Yoga Talk: Backbends Are Sit-Ups
At first glance, the idea that backbends are sit-ups (or crunches) sounds a little nutty. I can already hear the objections. But stay with me. This isn’t a gimmick or a semantic trick—it’s a useful way to understand what’s actually happening in the spine, and how to keep backbending practices healthy, spacious, and sustainable.
The problem starts with the word backbend itself. Language matters, and imagery matters even more. When students hear “backbend,” many unconsciously imagine bending the body in half from the back, collapsing into the spine and pushing as far as possible into extension. That image encourages effort in exactly the wrong place.
From an anatomy perspective, backbends are really about spinal extension. While it might be more accurate to say, “Let’s work on spinal extension,” backbend sounds far more enticing, so the term is here to stay. That makes it even more important to understand what we’re actually asking the body to do.

A Quick Tour of the Spine
The spine has four curves:
- Cervical (neck) – curves inward
- Thoracic (upper back) – curves outward
- Lumbar (lower back) – curves inward
- Sacral (pelvis) – curves outward and is largely fixed
The cervical and lumbar curves are mirror images. They are designed to move, capable of both flexion and extension. The other two curves are far more limited. The sacrum is fused, and the thoracic spine—designed to protect the heart and lungs—has very little extension.
This matters because in yoga backbends, most of the visible bending comes from the lumbar spine, with some help from the neck. The thoracic spine, despite our best cueing, simply doesn’t extend very much.
Where Things Go Wrong
If backbending were just about pushing the back of the body into more extension, we’d be in trouble—and many people are. Without good core tone, especially in the abdominal wall, the lumbar vertebrae are free to collapse toward one another. Instead of space, we get compression.
This is where the sit-up comparison helps.
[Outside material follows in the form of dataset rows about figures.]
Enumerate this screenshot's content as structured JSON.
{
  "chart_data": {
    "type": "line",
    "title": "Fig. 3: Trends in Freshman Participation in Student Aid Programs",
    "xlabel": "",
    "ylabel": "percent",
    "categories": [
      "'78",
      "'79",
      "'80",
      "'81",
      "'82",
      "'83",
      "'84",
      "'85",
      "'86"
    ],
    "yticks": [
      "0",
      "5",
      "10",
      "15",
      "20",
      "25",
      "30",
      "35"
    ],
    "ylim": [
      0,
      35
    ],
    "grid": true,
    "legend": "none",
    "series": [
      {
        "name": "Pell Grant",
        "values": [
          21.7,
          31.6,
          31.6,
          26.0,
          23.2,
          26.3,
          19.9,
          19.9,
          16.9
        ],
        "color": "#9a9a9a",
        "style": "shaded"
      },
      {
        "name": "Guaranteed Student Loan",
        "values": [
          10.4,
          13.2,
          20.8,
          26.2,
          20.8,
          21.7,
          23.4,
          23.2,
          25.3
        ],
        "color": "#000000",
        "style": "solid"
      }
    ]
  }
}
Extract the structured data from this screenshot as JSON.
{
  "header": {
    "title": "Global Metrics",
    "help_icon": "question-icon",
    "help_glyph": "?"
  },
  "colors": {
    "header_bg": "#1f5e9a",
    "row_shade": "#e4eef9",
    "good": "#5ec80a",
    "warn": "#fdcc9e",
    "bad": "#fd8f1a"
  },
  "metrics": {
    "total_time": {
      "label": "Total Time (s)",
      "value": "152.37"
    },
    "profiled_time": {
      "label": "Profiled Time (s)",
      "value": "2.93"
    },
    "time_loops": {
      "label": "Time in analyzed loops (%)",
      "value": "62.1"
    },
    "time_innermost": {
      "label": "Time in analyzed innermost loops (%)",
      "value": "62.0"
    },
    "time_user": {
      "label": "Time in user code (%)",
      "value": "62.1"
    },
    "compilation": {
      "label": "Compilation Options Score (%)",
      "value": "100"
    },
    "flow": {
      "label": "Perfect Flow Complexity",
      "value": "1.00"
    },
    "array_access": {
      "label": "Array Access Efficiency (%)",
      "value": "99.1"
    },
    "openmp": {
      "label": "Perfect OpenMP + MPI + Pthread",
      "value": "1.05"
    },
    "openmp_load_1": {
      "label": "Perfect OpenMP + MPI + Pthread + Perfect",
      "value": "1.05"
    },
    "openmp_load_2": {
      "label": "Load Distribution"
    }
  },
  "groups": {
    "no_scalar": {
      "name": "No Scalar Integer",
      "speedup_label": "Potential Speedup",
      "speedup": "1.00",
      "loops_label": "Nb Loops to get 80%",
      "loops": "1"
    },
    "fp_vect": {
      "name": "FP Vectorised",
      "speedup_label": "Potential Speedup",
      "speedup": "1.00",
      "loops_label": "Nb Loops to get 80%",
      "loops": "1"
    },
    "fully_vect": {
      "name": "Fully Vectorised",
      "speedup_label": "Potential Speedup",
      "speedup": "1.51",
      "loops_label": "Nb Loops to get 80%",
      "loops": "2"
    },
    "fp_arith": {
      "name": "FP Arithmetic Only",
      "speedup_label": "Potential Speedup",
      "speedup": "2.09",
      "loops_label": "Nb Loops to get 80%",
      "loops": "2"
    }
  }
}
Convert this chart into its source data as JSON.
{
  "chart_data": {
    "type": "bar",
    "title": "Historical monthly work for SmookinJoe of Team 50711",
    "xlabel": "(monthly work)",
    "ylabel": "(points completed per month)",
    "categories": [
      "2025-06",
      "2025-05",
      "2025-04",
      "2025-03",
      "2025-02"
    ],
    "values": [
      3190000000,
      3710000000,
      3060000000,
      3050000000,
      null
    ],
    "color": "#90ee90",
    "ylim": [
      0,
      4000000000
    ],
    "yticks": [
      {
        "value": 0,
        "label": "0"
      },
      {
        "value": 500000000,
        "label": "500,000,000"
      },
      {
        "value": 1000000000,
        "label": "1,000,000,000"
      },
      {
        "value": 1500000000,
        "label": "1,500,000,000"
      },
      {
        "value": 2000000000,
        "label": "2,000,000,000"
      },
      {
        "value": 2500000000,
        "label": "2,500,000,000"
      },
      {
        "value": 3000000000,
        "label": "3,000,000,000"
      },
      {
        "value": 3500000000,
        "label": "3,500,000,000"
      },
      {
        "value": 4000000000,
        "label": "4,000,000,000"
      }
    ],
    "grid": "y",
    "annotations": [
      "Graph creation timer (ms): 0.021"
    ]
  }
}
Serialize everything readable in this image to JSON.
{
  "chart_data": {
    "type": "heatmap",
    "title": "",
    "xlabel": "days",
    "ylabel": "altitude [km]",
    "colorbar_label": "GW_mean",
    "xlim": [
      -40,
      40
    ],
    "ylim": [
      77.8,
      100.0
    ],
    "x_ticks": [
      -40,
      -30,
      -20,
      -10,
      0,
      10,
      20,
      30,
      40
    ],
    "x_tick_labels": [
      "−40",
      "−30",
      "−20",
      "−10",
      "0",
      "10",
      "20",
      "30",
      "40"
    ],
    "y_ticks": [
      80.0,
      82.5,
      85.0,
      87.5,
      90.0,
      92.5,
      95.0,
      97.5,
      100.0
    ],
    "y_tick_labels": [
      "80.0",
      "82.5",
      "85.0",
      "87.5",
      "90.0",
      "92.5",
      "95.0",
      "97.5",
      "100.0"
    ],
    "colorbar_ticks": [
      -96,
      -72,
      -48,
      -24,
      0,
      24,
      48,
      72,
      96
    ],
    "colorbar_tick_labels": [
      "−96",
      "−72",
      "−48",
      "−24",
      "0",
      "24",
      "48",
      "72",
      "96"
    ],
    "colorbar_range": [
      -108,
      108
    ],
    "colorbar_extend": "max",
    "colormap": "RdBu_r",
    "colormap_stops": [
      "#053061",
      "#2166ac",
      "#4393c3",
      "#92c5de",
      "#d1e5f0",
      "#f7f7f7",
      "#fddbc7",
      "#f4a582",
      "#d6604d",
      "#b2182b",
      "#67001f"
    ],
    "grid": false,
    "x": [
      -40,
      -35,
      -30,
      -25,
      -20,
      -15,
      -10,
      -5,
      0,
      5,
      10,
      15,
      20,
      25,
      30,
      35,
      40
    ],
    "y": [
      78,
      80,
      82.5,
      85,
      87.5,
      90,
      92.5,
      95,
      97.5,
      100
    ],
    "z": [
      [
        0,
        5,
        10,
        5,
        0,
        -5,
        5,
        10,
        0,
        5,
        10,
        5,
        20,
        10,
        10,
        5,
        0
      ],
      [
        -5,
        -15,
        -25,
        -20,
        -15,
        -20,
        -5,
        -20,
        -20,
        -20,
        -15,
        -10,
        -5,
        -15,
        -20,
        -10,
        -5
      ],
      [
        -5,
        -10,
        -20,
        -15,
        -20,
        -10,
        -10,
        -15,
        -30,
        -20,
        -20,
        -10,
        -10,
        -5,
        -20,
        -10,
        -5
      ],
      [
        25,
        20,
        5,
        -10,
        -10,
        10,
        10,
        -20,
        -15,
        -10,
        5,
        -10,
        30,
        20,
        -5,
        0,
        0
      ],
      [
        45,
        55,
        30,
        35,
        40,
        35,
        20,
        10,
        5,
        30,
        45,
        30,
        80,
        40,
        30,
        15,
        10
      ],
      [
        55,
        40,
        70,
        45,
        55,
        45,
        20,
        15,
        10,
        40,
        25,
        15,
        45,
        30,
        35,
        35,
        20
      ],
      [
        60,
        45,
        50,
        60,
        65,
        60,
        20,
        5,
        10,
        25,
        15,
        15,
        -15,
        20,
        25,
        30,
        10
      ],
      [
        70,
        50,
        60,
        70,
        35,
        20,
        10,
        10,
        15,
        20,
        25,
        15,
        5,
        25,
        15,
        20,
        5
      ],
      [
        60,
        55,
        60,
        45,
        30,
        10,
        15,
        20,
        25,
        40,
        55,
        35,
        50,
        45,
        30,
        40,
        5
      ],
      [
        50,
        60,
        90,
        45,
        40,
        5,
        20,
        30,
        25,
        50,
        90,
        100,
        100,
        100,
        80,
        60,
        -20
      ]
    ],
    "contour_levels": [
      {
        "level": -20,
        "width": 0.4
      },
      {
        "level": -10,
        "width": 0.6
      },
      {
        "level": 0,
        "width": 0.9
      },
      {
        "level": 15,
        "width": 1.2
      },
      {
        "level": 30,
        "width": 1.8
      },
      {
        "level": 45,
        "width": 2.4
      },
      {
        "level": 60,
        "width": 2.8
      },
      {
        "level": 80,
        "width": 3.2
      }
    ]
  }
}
In a sit-up, rectus abdominis shortens, drawing the rib cage toward the pelvis. That shortening doesn’t just move you forward—it controls spinal movement. Without it, the motion becomes sloppy or injurious.
Backbends work the same way, just oriented differently. For the back of the body to extend rather than collapse, the front of the body must actively shorten. The abs don’t exist to stop backbends; they regulate them, preventing excessive extension in the vulnerable lumbar spine.
When the abs fail to engage, the spine doesn’t lengthen—it crunches. Joints jam. Sensation increases, but not in a good way.
Why Backbends Are Sit-Ups
Here’s the key idea: extension requires flexion to balance it.
If you imagine initiating a sit-up while in a backbend—subtly drawing the rib cage toward the pelvis—you may notice the lumbar spine feels more spacious, not less. Extension becomes distributed rather than dumped into one small area.
This isn’t meant to be anatomically literal; it’s a teaching image. But it’s a powerful one. Healthy backbending isn’t about letting go in the front of the body—it’s about intelligent engagement.
In poses like wheel (urdhva dhanurasana), students often push harder through the arms and legs while neglecting the belly. Try the opposite. Begin a sit-up from the rib cage and notice the support, lift, and lightness that can appear in the lower back.
Where the Psoas Fits In

No discussion of backbending is complete without the psoas. Often mislabeled as just a hip flexor, the psoas connects the inner thigh to the lumbar spine and sits at the crossroads of the legs, pelvis, and spine.
When the psoas is tight or dominant, it tends to pull the lumbar spine into excessive extension. In backbends, this shows up as the familiar hinge in the lower back: lots of sensation, very little space.

This is where abdominal engagement becomes essential. When the rectus abdominis engages intelligently, it gives the psoas something to work against. Instead of cranking the spine into extension, the psoas can help organize the hip–spine relationship more evenly. The pelvis stabilizes, the lumbar curve distributes, and the backbend becomes more whole-body.
The abs and psoas aren’t enemies—they’re partners. When the abs disengage, the psoas often overworks. When the abs engage well, the psoas can soften or at least stop dominating the movement. This is why many people feel relief when they stop trying to “relax the belly” in backbends.
Backbending as Core Organization
Seen this way, backbends aren’t really about bending at all. They’re expressions of core organization under load. They ask the front of the body to shorten intelligently, the back of the body to lengthen with support, and the psoas to cooperate rather than hijack the movement.
Thinking of backbends as sit-ups isn’t just clever—it’s practical. It reduces lumbar compression and creates backbends that feel expansive instead of aggressive.
If your goal is longevity rather than acrobatics, this distinction matters. A lot.